I've hung out with too many frogs (my father as one) twisting, turning, and squishing them into the prince suit to realize, they were too small, or too big to fit the suit. It took 30 years. THIRTY YEARS before I married my prince. The suit didn't fit, so I had one tailor made, by God.
Now, this mom thing. When I was little, I carried around baby dolls and played in my fake kitchen. Among things I wanted to be when I was little (teacher, lawyer, chef) was a mom. Don't get me wrong, I love being a mom...most days. Here's what no one tells you...you ready? It's HARD! There's all the hoopla surrounding the delivery of your baby or child. It doesn't matter whether the baby gets here sliding down the canal like a ride at a water park, c-section, or you adopted, you are now a mom. All the congratulations, no one tells you, it's HARD! And here's what else they won't tell you, each stage they go through is harder than the next!

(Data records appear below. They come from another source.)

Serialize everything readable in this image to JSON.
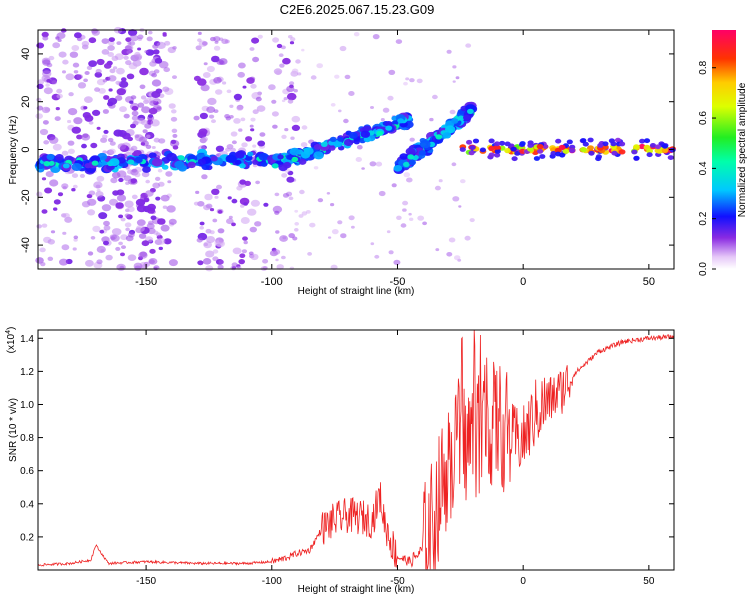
{
  "title": "C2E6.2025.067.15.23.G09",
  "colors": {
    "snr_line": "#ee2222",
    "axis": "#000000",
    "low_amp": "#d9b6f5",
    "mid_amp": "#5a10e0"
  },
  "chart_data": [
    {
      "type": "heatmap",
      "name": "spectrogram",
      "xlabel": "Height of straight line (km)",
      "ylabel": "Frequency (Hz)",
      "xlim": [
        -193,
        60
      ],
      "ylim": [
        -50,
        50
      ],
      "xticks": [
        -150,
        -100,
        -50,
        0,
        50
      ],
      "xtick_labels": [
        "-150",
        "-100",
        "-50",
        "0",
        "50"
      ],
      "yticks": [
        -40,
        -20,
        0,
        20,
        40
      ],
      "ytick_labels": [
        "-40",
        "-20",
        "0",
        "20",
        "40"
      ],
      "colorbar": {
        "label": "Normalized spectral amplitude",
        "range": [
          0,
          0.95
        ],
        "ticks": [
          0.0,
          0.2,
          0.4,
          0.6,
          0.8
        ],
        "tick_labels": [
          "0.0",
          "0.2",
          "0.4",
          "0.6",
          "0.8"
        ],
        "colormap": "rainbow (violet-blue-cyan-green-yellow-red-magenta)"
      },
      "features": [
        {
          "name": "main band",
          "x": [
            -193,
            -100
          ],
          "freq_hz": [
            -6,
            -4
          ],
          "amplitude": 0.3
        },
        {
          "name": "rising branch",
          "x": [
            -100,
            -45
          ],
          "freq_hz": [
            -6,
            12
          ],
          "amplitude": 0.35
        },
        {
          "name": "second rising branch",
          "x": [
            -50,
            -20
          ],
          "freq_hz": [
            -8,
            17
          ],
          "amplitude": 0.35
        },
        {
          "name": "steady carrier",
          "x": [
            -25,
            60
          ],
          "freq_hz": [
            0,
            0
          ],
          "amplitude": 0.9
        }
      ]
    },
    {
      "type": "line",
      "name": "snr",
      "xlabel": "Height of straight line (km)",
      "ylabel": "SNR (10 * v/v)",
      "scale_label_prefix": "(x10",
      "scale_label_exponent": "4",
      "scale_label_suffix": ")",
      "xlim": [
        -193,
        60
      ],
      "ylim": [
        0,
        1.45
      ],
      "xticks": [
        -150,
        -100,
        -50,
        0,
        50
      ],
      "xtick_labels": [
        "-150",
        "-100",
        "-50",
        "0",
        "50"
      ],
      "yticks": [
        0.2,
        0.4,
        0.6,
        0.8,
        1.0,
        1.2,
        1.4
      ],
      "ytick_labels": [
        "0.2",
        "0.4",
        "0.6",
        "0.8",
        "1.0",
        "1.2",
        "1.4"
      ],
      "series": [
        {
          "name": "SNR",
          "x": [
            -193,
            -180,
            -172,
            -170,
            -165,
            -150,
            -130,
            -110,
            -100,
            -95,
            -90,
            -85,
            -80,
            -75,
            -70,
            -65,
            -60,
            -57,
            -55,
            -52,
            -50,
            -45,
            -40,
            -35,
            -30,
            -25,
            -20,
            -15,
            -10,
            -5,
            0,
            5,
            10,
            15,
            20,
            30,
            40,
            50,
            60
          ],
          "y": [
            0.03,
            0.04,
            0.06,
            0.15,
            0.04,
            0.05,
            0.04,
            0.04,
            0.05,
            0.07,
            0.1,
            0.12,
            0.25,
            0.3,
            0.33,
            0.32,
            0.3,
            0.45,
            0.28,
            0.15,
            0.08,
            0.05,
            0.12,
            0.35,
            0.65,
            0.75,
            0.8,
            0.85,
            0.9,
            0.8,
            0.78,
            0.95,
            1.02,
            1.08,
            1.18,
            1.32,
            1.38,
            1.4,
            1.41
          ]
        }
      ]
    }
  ]
}
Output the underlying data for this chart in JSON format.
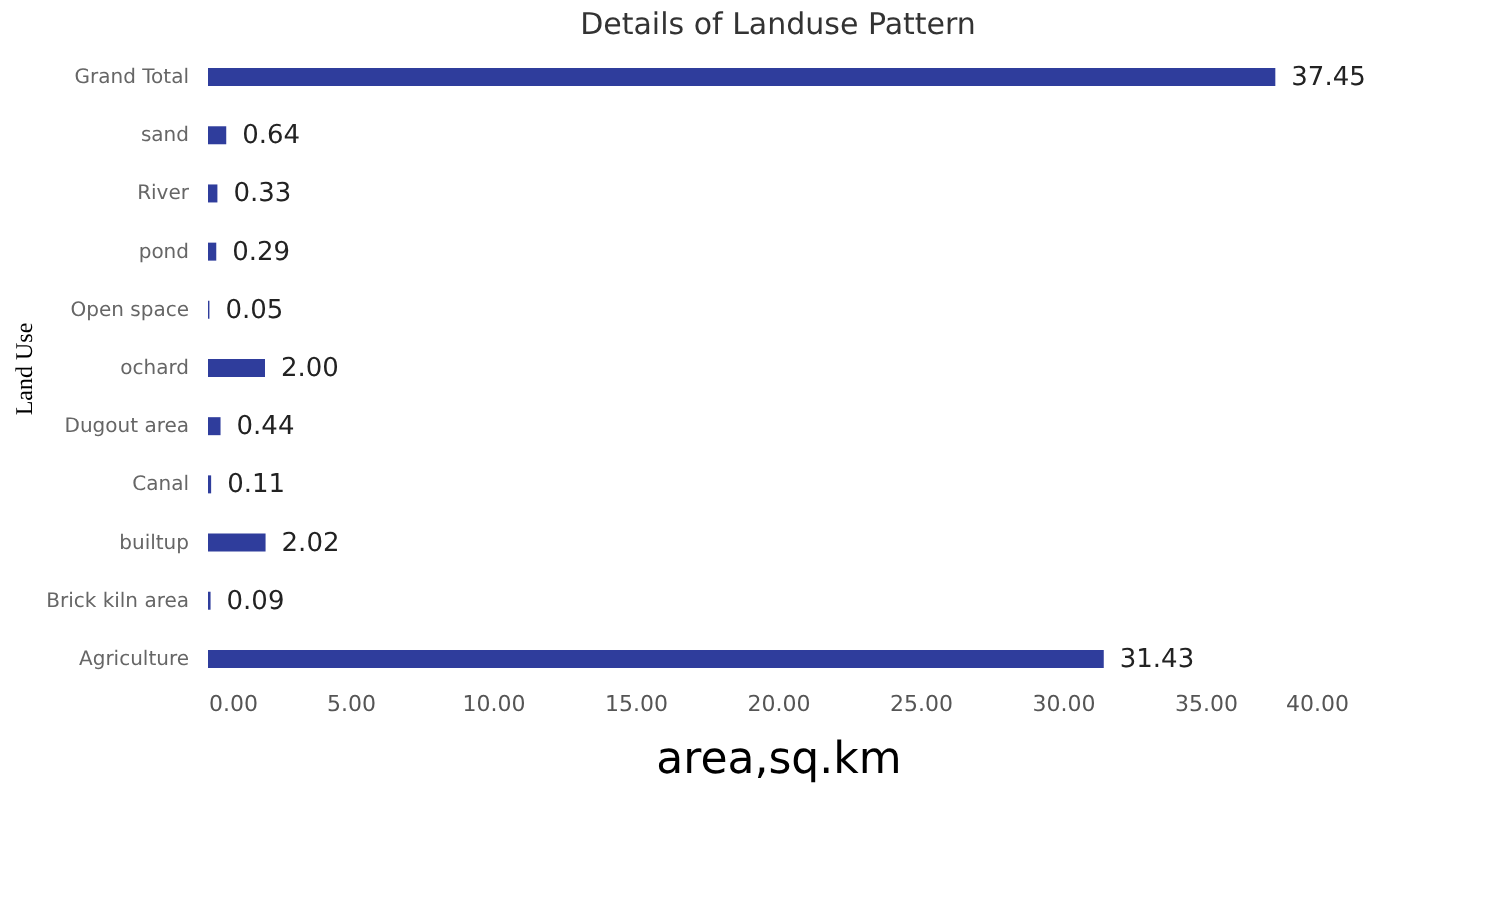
{
  "chart_data": {
    "type": "bar",
    "orientation": "horizontal",
    "title": "Details of Landuse Pattern",
    "xlabel": "area,sq.km",
    "ylabel": "Land Use",
    "categories": [
      "Grand Total",
      "sand",
      "River",
      "pond",
      "Open space",
      "ochard",
      "Dugout area",
      "Canal",
      "builtup",
      "Brick kiln area",
      "Agriculture"
    ],
    "values": [
      37.45,
      0.64,
      0.33,
      0.29,
      0.05,
      2.0,
      0.44,
      0.11,
      2.02,
      0.09,
      31.43
    ],
    "value_labels": [
      "37.45",
      "0.64",
      "0.33",
      "0.29",
      "0.05",
      "2.00",
      "0.44",
      "0.11",
      "2.02",
      "0.09",
      "31.43"
    ],
    "color": "#2f3d9c",
    "xlim": [
      0,
      40
    ],
    "xticks": [
      {
        "value": 0,
        "label": "0.00"
      },
      {
        "value": 5,
        "label": "5.00"
      },
      {
        "value": 10,
        "label": "10.00"
      },
      {
        "value": 15,
        "label": "15.00"
      },
      {
        "value": 20,
        "label": "20.00"
      },
      {
        "value": 25,
        "label": "25.00"
      },
      {
        "value": 30,
        "label": "30.00"
      },
      {
        "value": 35,
        "label": "35.00"
      },
      {
        "value": 40,
        "label": "40.00"
      }
    ],
    "grid": false
  }
}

When my kids were little, I couldn't wait for them to hold the bottle themselves, walk, talk, sleep through the night. Then, each milestone that passed, I was all "what was I thinking!" I think the worst part when they get to be older teens and have their own visions for their life and not yours. Being a mom is constantly banging your head against the wall. Change spots often and it will look like an art piece vs a I can't do this anymore moment.
And now for a confession. I am a failure as a mom. Yea, yea, quit with the no you're nots. Thanks, but not true. I compare myself to everyone in everything! My kid doesn't like to read, there's is reading three grade levels ahead! Their kid keeps their room immaculate, I can't get my kid to pick up dog poop in his room! DOG POOP! You get where I'm going with this? You know why their kids are better? I'll tell you why. They're not. Somewhere, that kids mom is lamenting to their bff about something the kid isn't doing. Hillary Clinton once said that it takes a village to raise a child. Now, I'm not a fan of Hillary. Never have been. And, when I heard that, I was all "oh please! That's the lazy persons way to parent!" Now, I'm not saying Hillary was right. But, I have a group of friends that I regularly go to for support for everything, parenting is just one of them! See, God puts people in my life at different times. There's those whose kids are graduating college, just entering college, still in high school, still in grade school, and not even in preschool. We all help each other out from 'it'll get better' to hugs, to 'man that's a hard one, we'll get through it together'. The hardest thing is to find friends with a parenting style close to yours. God sends those too :D
Currently, I'm dealing with an 18 year old who from my view has no direction (from his view he does); a 17 year old who is has her first boyfriend, and is starting to look at colleges, and an about to be 16 year old (in 16 days thankyouverymuch) dealing with everything. While my kids are lovely, beautiful, smart, et al and I wouldn't trade them for the world, this s&)$ is HARD! Let me tell you now, commercials lie! Calgon doesn't take you away. Herbal Essence doesn't have that side effect to me in the shower, and those coffee commercials, please, I've never been that awake to have that euphoric look on my face, I haven't had my coffee yet!
What isn't hard, is the love. I love my kids and you love yours. We are here to support each other. We can do this! And, in the words of one of my favorite songs (the servant song) 'We are pilgrims on a journey, we are travelers on a road, we are here to help each other walk the mile and bear the load'. "I will weep when you are weeping. When you laugh, I'll laugh with you. I will share your joy and sorrow till we see this journey through'.
Until next time,
Will you let me be your servant? Let me be as Christ to you. Pray that I may have the grace to let you be my servant too.